ST. ANDREWS, Scotland — It’s the prodigy’s burden to forever be judged against the athlete they were in the flush of youth, before accumulated scar tissue and assorted speed bumps dented both undercarriage and confidence. Comparisons to a younger self are particularly unfair for those aging legends inextricably linked to the fields of play on which their reputations were forged. Take Serena Williams. Defeated in her opening match at Wimbledon last month, the step or two she’s lost over time seemed more pronounced on the very same Center Court where she’d won seven titles.
Which brings us to Tiger Woods and St. Andrews. The Old Course is his Elysian Fields, the fabled preserve of gods and heroes in Greek mythology. His performances here — winning in 2000 and 2005 by a combined 13 strokes — did much to burnish the Woods legend. Those were his 4th and 10th major victories. There have been five more since, but his place in the pantheon was cemented with that triumph 17 years ago.
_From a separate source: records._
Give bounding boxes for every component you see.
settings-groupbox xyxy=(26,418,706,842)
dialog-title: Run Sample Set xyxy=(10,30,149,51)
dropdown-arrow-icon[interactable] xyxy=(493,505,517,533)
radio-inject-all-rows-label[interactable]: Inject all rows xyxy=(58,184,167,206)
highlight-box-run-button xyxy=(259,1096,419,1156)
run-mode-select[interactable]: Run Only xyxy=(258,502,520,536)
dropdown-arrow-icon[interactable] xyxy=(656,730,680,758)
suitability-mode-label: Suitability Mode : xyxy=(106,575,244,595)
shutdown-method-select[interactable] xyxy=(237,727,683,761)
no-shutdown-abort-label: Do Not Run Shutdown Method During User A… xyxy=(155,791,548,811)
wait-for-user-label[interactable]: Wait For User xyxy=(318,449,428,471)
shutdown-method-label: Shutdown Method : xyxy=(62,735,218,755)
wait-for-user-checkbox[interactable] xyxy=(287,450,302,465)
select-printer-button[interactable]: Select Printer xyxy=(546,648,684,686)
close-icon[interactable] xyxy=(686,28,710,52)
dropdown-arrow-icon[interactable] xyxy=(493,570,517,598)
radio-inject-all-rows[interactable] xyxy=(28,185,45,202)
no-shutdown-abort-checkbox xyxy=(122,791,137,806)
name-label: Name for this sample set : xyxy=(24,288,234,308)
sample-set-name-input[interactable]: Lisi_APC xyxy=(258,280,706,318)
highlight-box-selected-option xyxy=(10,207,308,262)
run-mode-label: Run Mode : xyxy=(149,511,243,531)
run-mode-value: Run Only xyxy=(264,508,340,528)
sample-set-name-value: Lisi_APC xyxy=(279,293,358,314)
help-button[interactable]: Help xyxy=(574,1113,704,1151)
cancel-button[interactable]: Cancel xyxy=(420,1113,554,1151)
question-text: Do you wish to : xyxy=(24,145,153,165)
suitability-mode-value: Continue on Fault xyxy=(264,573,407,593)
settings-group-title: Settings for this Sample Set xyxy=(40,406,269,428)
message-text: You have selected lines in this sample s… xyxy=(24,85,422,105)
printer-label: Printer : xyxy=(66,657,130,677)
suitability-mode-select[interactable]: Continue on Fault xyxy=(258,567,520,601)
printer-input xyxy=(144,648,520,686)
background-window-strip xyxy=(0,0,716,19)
Winning twice at golf’s ancestral home secures that.
That’s a tough standard to sustain, of course, and Woods hasn’t done so. He’s competed in three Opens here since that ’05 win: an undistinguished tie for 23rd in 2010, and missed cuts in ’15 and now ’22. In time, those latter results will be forgotten, just like Jack Nicklaus’s desultory results in five St. Andrews Opens after his second victory, and for the same reason Alfred Hitchcock is remembered for Psycho and The Birds rather than the crummy flicks of his declining years. No one takes pictures of the descent down Everest.
The increasingly unrealistic expectations that accompany Woods most everywhere — a residue of having won most everywhere — have never dampened his ardor for competing at the Old. Repeatedly this week he called it his favorite course, and said it has been since he first played here as an amateur in 1995. The dates of the 150th Open loomed large during his rehabilitation after a near-fatal car crash 17 months ago.
“I was hoping I could play this event,” he said Thursday, after opening with a dismal 78. “Looking at it at the beginning of the year, end of last year, when I was rehabbing, trying to see if I could do it. To hopefully be well enough to play it.”
He was well enough to play, but not enough to play well.
“I made my share of mistakes,” he said Friday, after a 75 left him tied for 149th out of 156. “I just never got anything going.”
His fans will draw comfort from a comment after the first round when he said the physical strain of playing was less than at the other two majors he contested earlier this year. A blunted game or lack of competitive sharpness is something that can be addressed. The physical sphere has less headroom for improvement.
Time, as it relates to his future, was front of mind for Woods after he exited the final green to a standing ovation.
“I don’t know if I’ll be physically able to play another British Open here at St. Andrews,” he said. “I certainly feel that I’ll be able to play more British Opens, but I don’t know if I’ll be around when it comes back here.”
The next unannounced date on the Open Championship rota is 2026, but with Royal Lytham and Muirfield due for a return first, the game’s oldest major might not be back in St. Andrews for six years or more, by which time an already battered Woods would be at least 52 years old. Like everything else in his world — game, body, schedule — there is great uncertainty around Woods’s future in the Open.
“To me, it felt like this might have been my last British Open here at St. Andrews. And the fans, the ovation and the warmth, it was an unbelievable feeling,” he said after an emotional walk up the last fairway. “Just the collective warmth and understanding. They understand what golf’s all about and what it takes to be an Open champion.”
The continuum of golf’s history began in St. Andrews and still arcs back through the town every few years. Reminders of the sport’s most imposing figures are everywhere, if you know where to look. As Woods tapped in on what might be his last-ever hole in an Open at the Old Course, an elderly woman applauded from a second-floor window overlooking the 18th green. Her name is Sheila Walker, and she’s the great-great-granddaughter and last surviving relative of Old Tom Morris, above whose original shop she still lives, keeping watch over the generations who followed her legendary forebear.
With a little luck on either side, they will see each other again in St. Andrews.
“Tha dòchas ann,” as a Scottish Gaelic saying goes. There is hope.